Saudara-Saudara pendengar yang kami kasihi, di mana pun anda berada. Anda kembali bersama kami pada acara TELAGA (Tegur Sapa Gembala Keluarga). Saya Gunawan Santoso dari Lembaga Bina Keluarga Kristen dan kali ini saya bersama Ibu Ester Tjahja, kami akan berbincang-bincang dengan Bp.Pdt.Dr.Paul Gunadi. Beliau adalah seorang pakar dalam bidang konseling serta dosen di Seminari Alkitab Asia Tenggara, Malang. Perbincangan kami kali ini tentang "Keluarga dan Pelayanan." Kami percaya acara ini pasti bermanfaat bagi kita sekalian dan dari studio kami mengucapkan selamat mengikuti.
Lengkap
GS : Pak Paul, pembicaraan tentang keluarga dan pelayanan ini cukup luas, jadi kita akan melakukan perbincangan ini dalam dua sesi atau dua tahap. Pada kali yang pertama ini, pada waktu saya atau orang Kristen, sebelum menikah sudah terlibat di dalam banyak pelayanan; di gereja-ikut paduan suara, ikut Sekolah Minggu, ikut kegiatan-kegiatan yang lain dan tidak ada masalah apa-apa. Masalahnya hanya badan lelah dan sebagainya. Setelah menikah kita mempunyai keinginan, seluruh keluarga ini ikut berpartisipasi di dalam pelayanan, tapi faktanya tidak semudah itu. Sering kali banyak hambatan-hambatan yang terjadi di dalam pelayanan ini. Saya pikir bukankah ini suatu niat baik, tetapi kemudian timbul hambatan-hambatan ini. Sebenarnya pengertian keluarga yang melayani itu seperti apa, Pak?
PG : Apa yang Pak Gunawan katakan itu sering kali juga dialami oleh banyak orang, yaitu ada niat dari sebagian anak-anak Tuhan untuk terlibat dalam pelayanan dan juga melibatkan anggota keluargnya dalam pelayanan.

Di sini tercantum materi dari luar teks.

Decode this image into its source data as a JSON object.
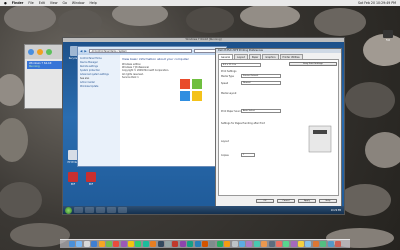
{
  "menubar": {
    "apple": "",
    "items": [
      "Finder",
      "File",
      "Edit",
      "View",
      "Go",
      "Window",
      "Help"
    ],
    "clock": "Sat Feb 20  10:29:49 PM"
  },
  "desktop_icons": [
    {
      "label": "FOX"
    }
  ],
  "vm_manager": {
    "vm_name": "Windows 7 64-bit",
    "vm_status": "Running"
  },
  "win7": {
    "window_title": "Windows 7 64-bit [Running]",
    "desktop_icons": [
      {
        "label": "Recycle Bin",
        "color": "#9fb7d2"
      },
      {
        "label": "HP Printer",
        "color": "#d7dde6"
      },
      {
        "label": "ACR",
        "color": "#d63a3a"
      },
      {
        "label": "PDF",
        "color": "#c92f2f"
      },
      {
        "label": "PDF",
        "color": "#c92f2f"
      }
    ],
    "control_panel": {
      "address": "All Control Panel Items › System",
      "sidebar": [
        "Control Panel Home",
        "Device Manager",
        "Remote settings",
        "System protection",
        "Advanced system settings",
        "",
        "See also",
        "Action Center",
        "Windows Update"
      ],
      "heading": "View basic information about your computer",
      "lines": [
        "Windows edition",
        "Windows 7 Professional",
        "Copyright © 2009 Microsoft Corporation.",
        "All rights reserved.",
        "Service Pack 1"
      ]
    },
    "printer_dialog": {
      "title": "Dell 2335dn MFP Printing Preferences",
      "tabs": [
        "General",
        "Layout",
        "Paper",
        "Graphics",
        "Printer Utilities"
      ],
      "buttons": [
        "Easy Print Settings"
      ],
      "labels": [
        "Print Settings",
        "Media Type",
        "Speed",
        "Media Layout",
        "Print Paper Source",
        "Settings for Pages Handling after Print",
        "Layout",
        "Copies"
      ],
      "field_values": [
        "8.5 x 11.0 in",
        "Printer Default",
        "Normal",
        "Auto Select",
        "1"
      ],
      "dialog_buttons": [
        "OK",
        "Cancel",
        "Apply",
        "Help"
      ]
    },
    "taskbar": {
      "clock": "10:29 PM"
    }
  },
  "dock_colors": [
    "#4a90d9",
    "#7ab8f5",
    "#d9d9d9",
    "#3e7fd3",
    "#f5a623",
    "#6fbf4f",
    "#e94b3c",
    "#9b59b6",
    "#f1c40f",
    "#2ecc71",
    "#1abc9c",
    "#e67e22",
    "#34495e",
    "#95a5a6",
    "#c0392b",
    "#8e44ad",
    "#16a085",
    "#2980b9",
    "#d35400",
    "#7f8c8d",
    "#27ae60",
    "#f39c12",
    "#bdc3c7",
    "#5dade2",
    "#af7ac5",
    "#48c9b0",
    "#eb984e",
    "#5d6d7e",
    "#ec7063",
    "#58d68d",
    "#a569bd",
    "#f4d03f",
    "#85c1e9",
    "#dc7633",
    "#52be80",
    "#5499c7",
    "#cd6155"
  ]
}
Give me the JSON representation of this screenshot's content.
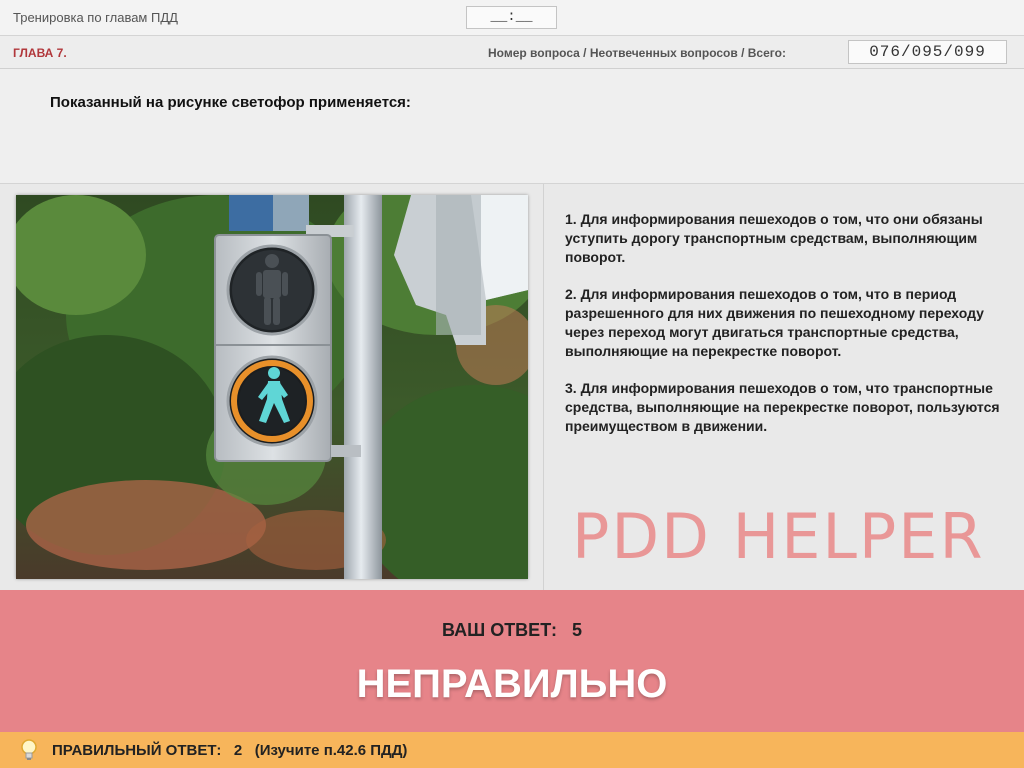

Namun jalannya tidak selalu mulus, kadangkala ada masalah-masalah yang muncul sehingga keinginan tersebut akhirnya tidak bisa diwujudkan. Ini adalah topik yang perlu kita bahas dengan saksama, untuk itu kita harus pertama-tama mengerti apa yang disebut dengan pelayanan. Kata pelayanan itu sendiri akhir-akhir ini memang telah menjadi sebuah trend, sebuah kata yang populer. Dan rasanya orang Kristen itu kalau ada panggilan, dia melayani, dia merasa senang dan itu memang suatu hal yang positif. Tapi saya kira kita mesti juga memiliki persepsi atau konsep yang tepat tentang pelayanan itu sendiri. Sebetulnya kalau kita melihat konteks di Alkitab Pak Gunawan, seorang pelayan yang kita kenal sekarang ini, sebenarnya di zaman Alkitab bukanlah pelayan yang digunakan atau suatu konsep yang digunakan pada zaman dulu itu. Karena pada masa-masa Alkitab ini ditulis, apalagi di Perjanjian Lama, konsep pelayan sebetulnya identik dengan budak, hamba, jadi benar-benar konsep yang Tuhan gunakan di Alkitab sebetulnya adalah konsep menjadi seorang hamba. Jadi kita ini memperhamba diri kepada Tuhan. Itulah sebenarnya konsep yang mendasari kata pelayanan atau pelayan, maka waktu Tuhan dalam perjamuan malam, duduk kemudian berinisiatif mengambil kain, membasuh kaki para murid, itu adalah sebuah demonstrasi sikap yang menghamba. Bahwa Dia merendahkan diri serendah itu, mencuci kaki para murid-Nya sendiri. Nah konsep seperti inilah yang seharusnya melatarbelakangi pemahaman kita tentang pelayanan itu sendiri. Saya khawatir kalau banyak anak-anak Tuhan tidak menyadari sebetulnya pelayanan adalah perhambaan, lebih luas dan lebih dalam dari sekadar melakukan aktifitas tertentu. Jadi konsep memperhambakan diri kepada Kristus, itu seharusnya menjadi dasar pelayanan kita sekarang ini.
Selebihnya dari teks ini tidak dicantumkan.